Do you know what happened to Pershore Plum nameplate?

Aaron Wise 15th Aug, 2016 Updated: 20th Oct, 2016

ORGANISERS of the Pershore Plum Festival have appealed to local residents to help them track down a missing rare train nameplate.

A rallying call has been issued for help in the quest to find the original steam train nameplate of the iconic Pershore Plum.

The Great Western Railway steam engine belonged to the Bulldog class and was a much sought-after locomotive for train spotters’ notebooks.

The train was built in 1899 in Swindon and was originally named Plymouth, but on relocation to the Worcester shed in 1927 it was renamed the Pershore Plum, in deference to the city’s National Farmers’ Union. As well as carrying local fruit and vegetables, the steam engine would also ferry both horses and race-goers to festival days in Pershore.
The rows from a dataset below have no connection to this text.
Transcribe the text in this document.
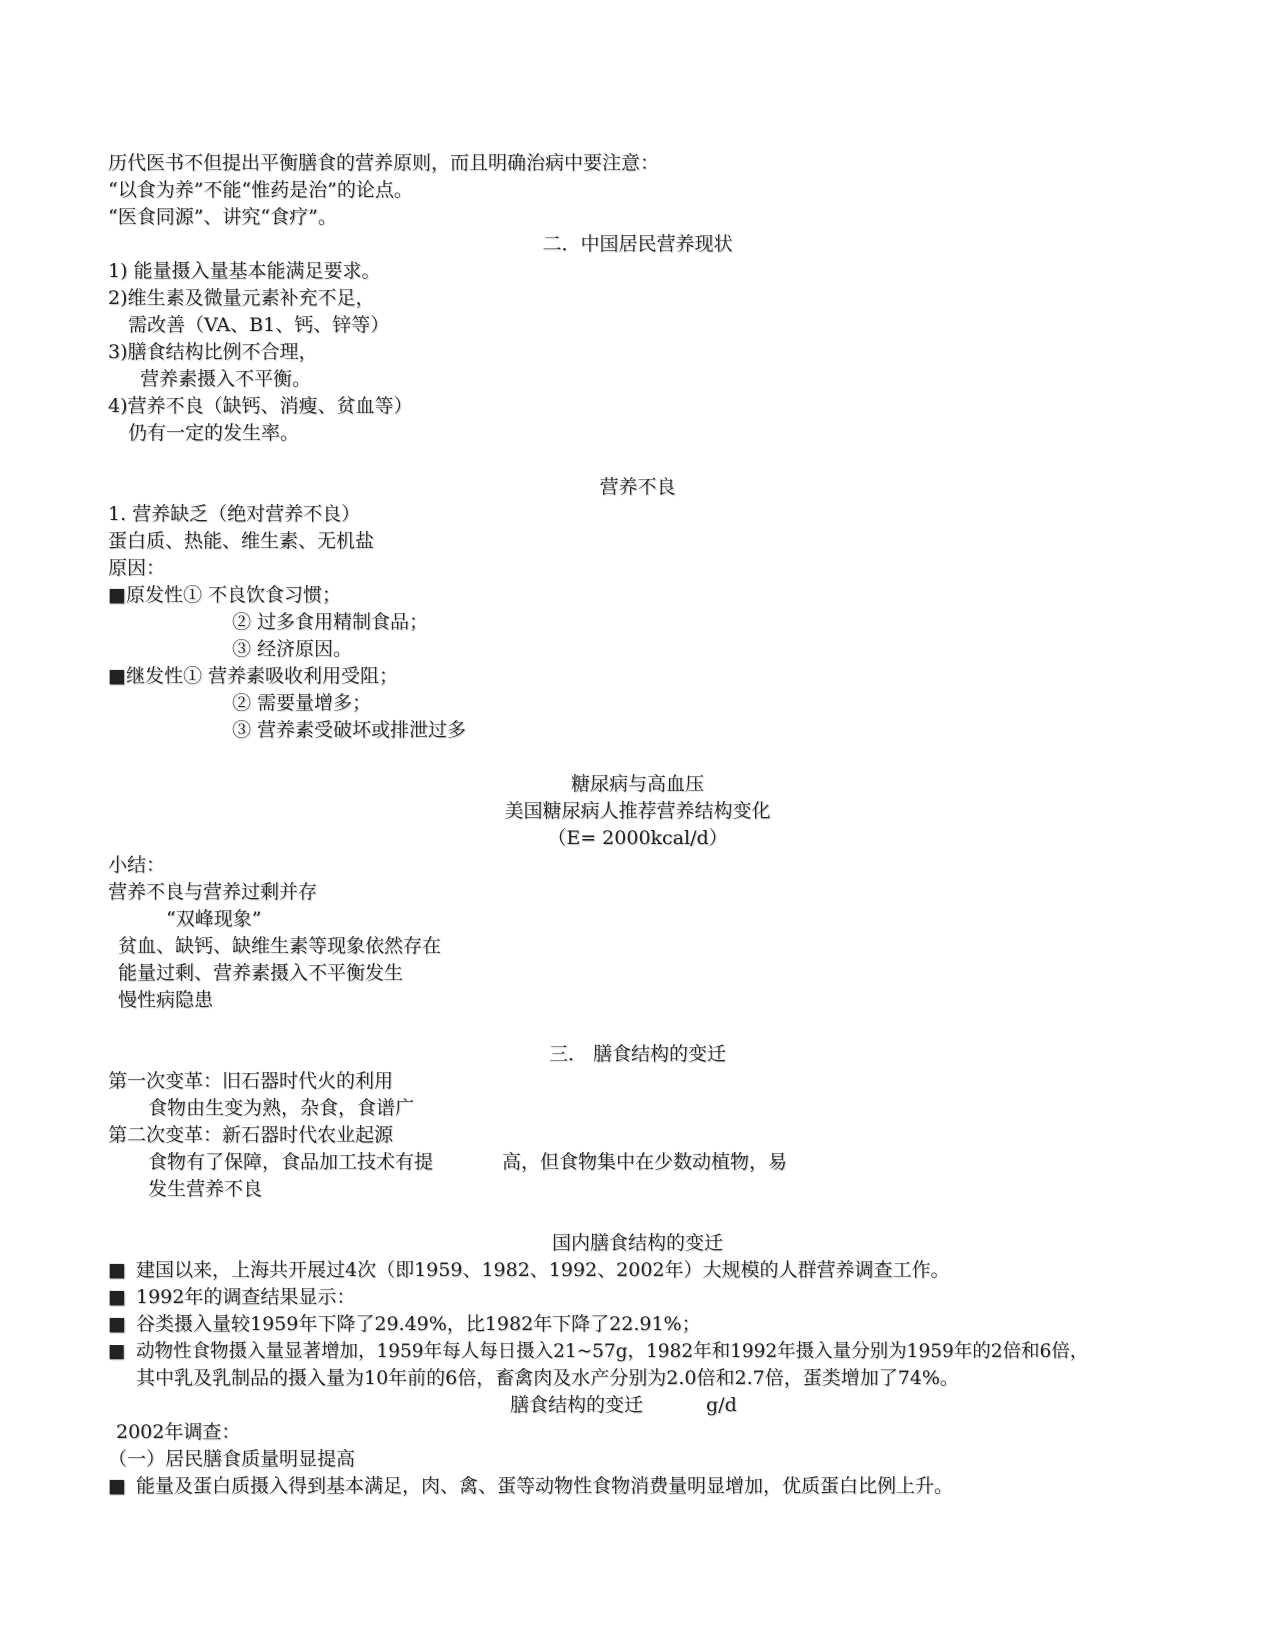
历代医书不但提出平衡膳食的营养原则，而且明确治病中要注意：
“以食为养”不能“惟药是治”的论点。
“医食同源”、讲究“食疗”。
二．中国居民营养现状
1) 能量摄入量基本能满足要求。
2)维生素及微量元素补充不足，
需改善（VA、B1、钙、锌等）
3)膳食结构比例不合理，
营养素摄入不平衡。
4)营养不良（缺钙、消瘦、贫血等）
仍有一定的发生率。
营养不良
1. 营养缺乏（绝对营养不良）
蛋白质、热能、维生素、无机盐
原因：
■原发性① 不良饮食习惯；
② 过多食用精制食品；
③ 经济原因。
■继发性① 营养素吸收利用受阻；
② 需要量增多；
③ 营养素受破坏或排泄过多
糖尿病与高血压
美国糖尿病人推荐营养结构变化
（E= 2000kcal/d）
小结：
营养不良与营养过剩并存
“双峰现象”
贫血、缺钙、缺维生素等现象依然存在
能量过剩、营养素摄入不平衡发生
慢性病隐患
三． 膳食结构的变迁
第一次变革：旧石器时代火的利用
食物由生变为熟，杂食，食谱广
第二次变革：新石器时代农业起源
食物有了保障，食品加工技术有提	高，但食物集中在少数动植物，易
发生营养不良
国内膳食结构的变迁
■ 建国以来，上海共开展过4次（即1959、1982、1992、2002年）大规模的人群营养调查工作。
■ 1992年的调查结果显示：
■ 谷类摄入量较1959年下降了29.49%，比1982年下降了22.91%；
■ 动物性食物摄入量显著增加，1959年每人每日摄入21~57g，1982年和1992年摄入量分别为1959年的2倍和6倍，
其中乳及乳制品的摄入量为10年前的6倍，畜禽肉及水产分别为2.0倍和2.7倍，蛋类增加了74%。
膳食结构的变迁	g/d
2002年调查：
（一）居民膳食质量明显提高
■ 能量及蛋白质摄入得到基本满足，肉、禽、蛋等动物性食物消费量明显增加，优质蛋白比例上升。
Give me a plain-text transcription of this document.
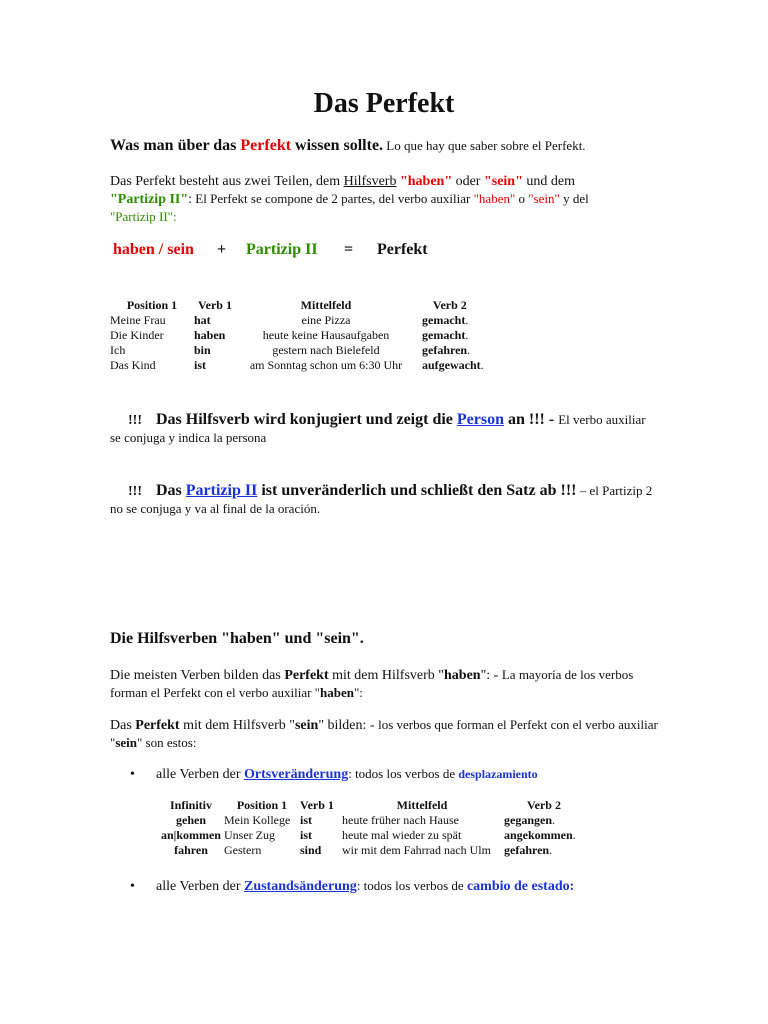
Das Perfekt
Was man über das Perfekt wissen sollte. Lo que hay que saber sobre el Perfekt.
Das Perfekt besteht aus zwei Teilen, dem Hilfsverb "haben" oder "sein" und dem
"Partizip II": El Perfekt se compone de 2 partes, del verbo auxiliar "haben" o "sein" y del
"Partizip II":
haben / sein + Partizip II = Perfekt
Position 1	Verb 1	Mittelfeld	Verb 2
Meine Frau	hat	eine Pizza	gemacht.
Die Kinder	haben	heute keine Hausaufgaben	gemacht.
Ich	bin	gestern nach Bielefeld	gefahren.
Das Kind	ist	am Sonntag schon um 6:30 Uhr	aufgewacht.
!!! Das Hilfsverb wird konjugiert und zeigt die Person an !!! - El verbo auxiliar se conjuga y indica la persona
!!! Das Partizip II ist unveränderlich und schließt den Satz ab !!! – el Partizip 2 no se conjuga y va al final de la oración.
Die Hilfsverben "haben" und "sein".
Die meisten Verben bilden das Perfekt mit dem Hilfsverb "haben": - La mayoría de los verbos forman el Perfekt con el verbo auxiliar "haben":
Das Perfekt mit dem Hilfsverb "sein" bilden: - los verbos que forman el Perfekt con el verbo auxiliar "sein" son estos:
• alle Verben der Ortsveränderung: todos los verbos de desplazamiento
Infinitiv	Position 1	Verb 1	Mittelfeld	Verb 2
gehen	Mein Kollege	ist	heute früher nach Hause	gegangen.
an|kommen	Unser Zug	ist	heute mal wieder zu spät	angekommen.
fahren	Gestern	sind	wir mit dem Fahrrad nach Ulm	gefahren.
• alle Verben der Zustandsänderung: todos los verbos de cambio de estado:
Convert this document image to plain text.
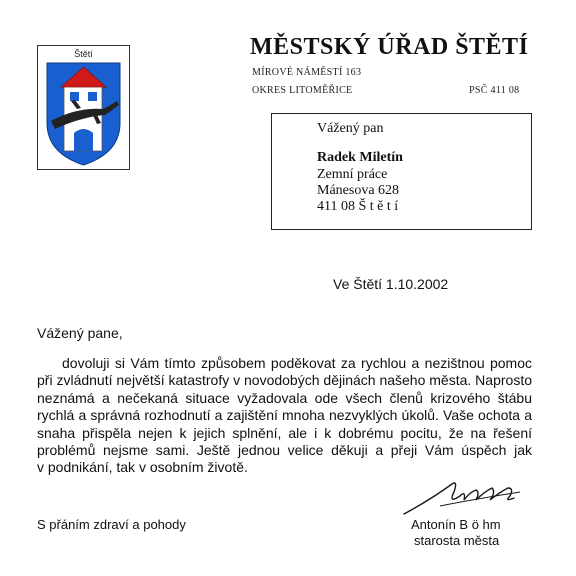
Štětí	MĚSTSKÝ ÚŘAD ŠTĚTÍ
MÍROVÉ NÁMĚSTÍ 163
OKRES LITOMĚŘICE	PSČ 411 08
Vážený pan
Radek Miletín
Zemní práce
Mánesova 628
411 08 Š t ě t í
Ve Štětí 1.10.2002
Vážený pane,
dovoluji si Vám tímto způsobem poděkovat za rychlou a nezištnou pomoc
při zvládnutí největší katastrofy v novodobých dějinách našeho města. Naprosto
neznámá a nečekaná situace vyžadovala ode všech členů krizového štábu
rychlá a správná rozhodnutí a zajištění mnoha nezvyklých úkolů. Vaše ochota a
snaha přispěla nejen k jejich splnění, ale i k dobrému pocitu, že na řešení
problémů nejsme sami. Ještě jednou velice děkuji a přeji Vám úspěch jak
v podnikání, tak v osobním životě.
S přáním zdraví a pohody	Antonín B ö hm
starosta města
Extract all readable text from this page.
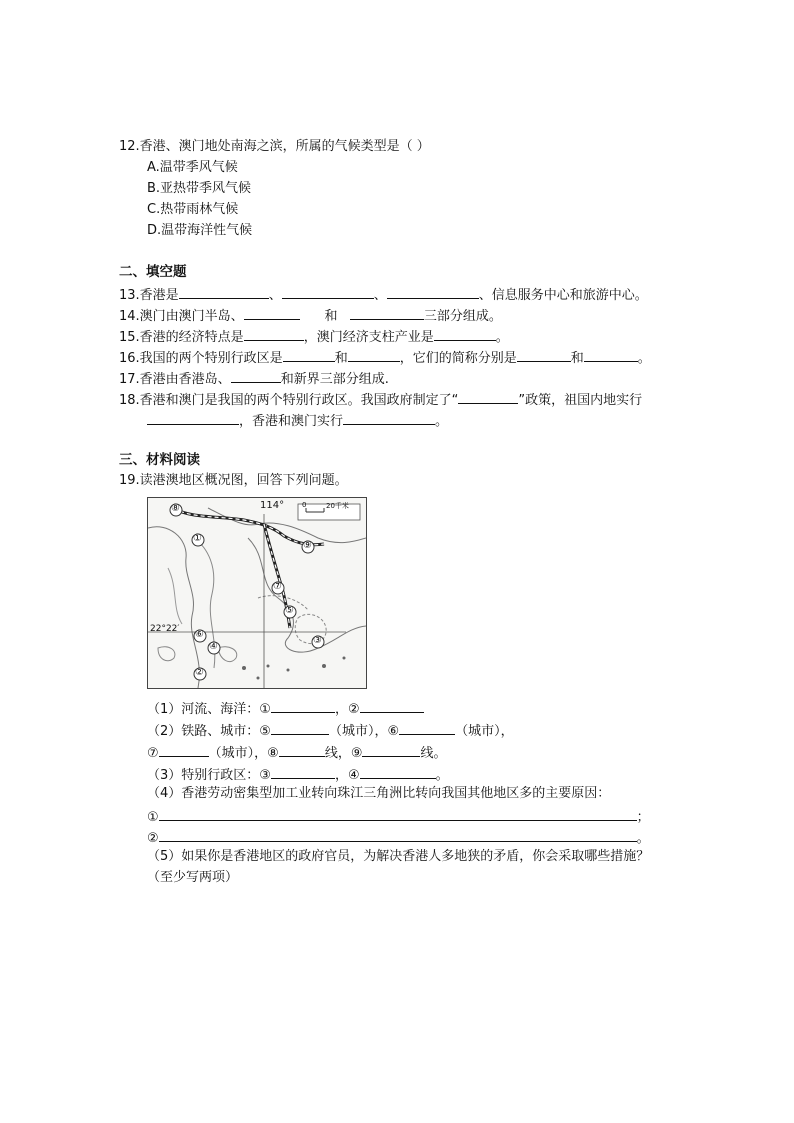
12.香港、澳门地处南海之滨，所属的气候类型是（ ）
A.温带季风气候
B.亚热带季风气候
C.热带雨林气候
D.温带海洋性气候
二、填空题
13.香港是	、	、	、信息服务中心和旅游中心。
14.澳门由澳门半岛、	和	三部分组成。
15.香港的经济特点是	，澳门经济支柱产业是	。
16.我国的两个特别行政区是	和	，它们的简称分别是	和	。
17.香港由香港岛、	和新界三部分组成.
18.香港和澳门是我国的两个特别行政区。我国政府制定了“	”政策，祖国内地实行
，香港和澳门实行	。
三、材料阅读
19.读港澳地区概况图，回答下列问题。
114°
22°22′
0	20千米
⑧
①
⑨
⑦
⑤
③
⑥
④
②
（1）河流、海洋：①	，②
（2）铁路、城市：⑤	（城市），⑥	（城市），
⑦	（城市），⑧	线，⑨	线。
（3）特别行政区：③	，④	。
（4）香港劳动密集型加工业转向珠江三角洲比转向我国其他地区多的主要原因：
①	；
②	。
（5）如果你是香港地区的政府官员，为解决香港人多地狭的矛盾，你会采取哪些措施？
（至少写两项）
Angela Tidmarsh, Plum Festival organiser and Wychavon District Council tourist officer, said: “After the locomotive was withdrawn from service, the nameplate was bought by an enthusiast and for many years adorned the outside of his house near the Three Counties Showground.

“We heard it had made its way to Ledbury but that’s about as much as we know. Every year the Plum Festival features memorabilia from over the centuries that reflect Pershore’s plum heritage, so we’d love to include the nameplate.”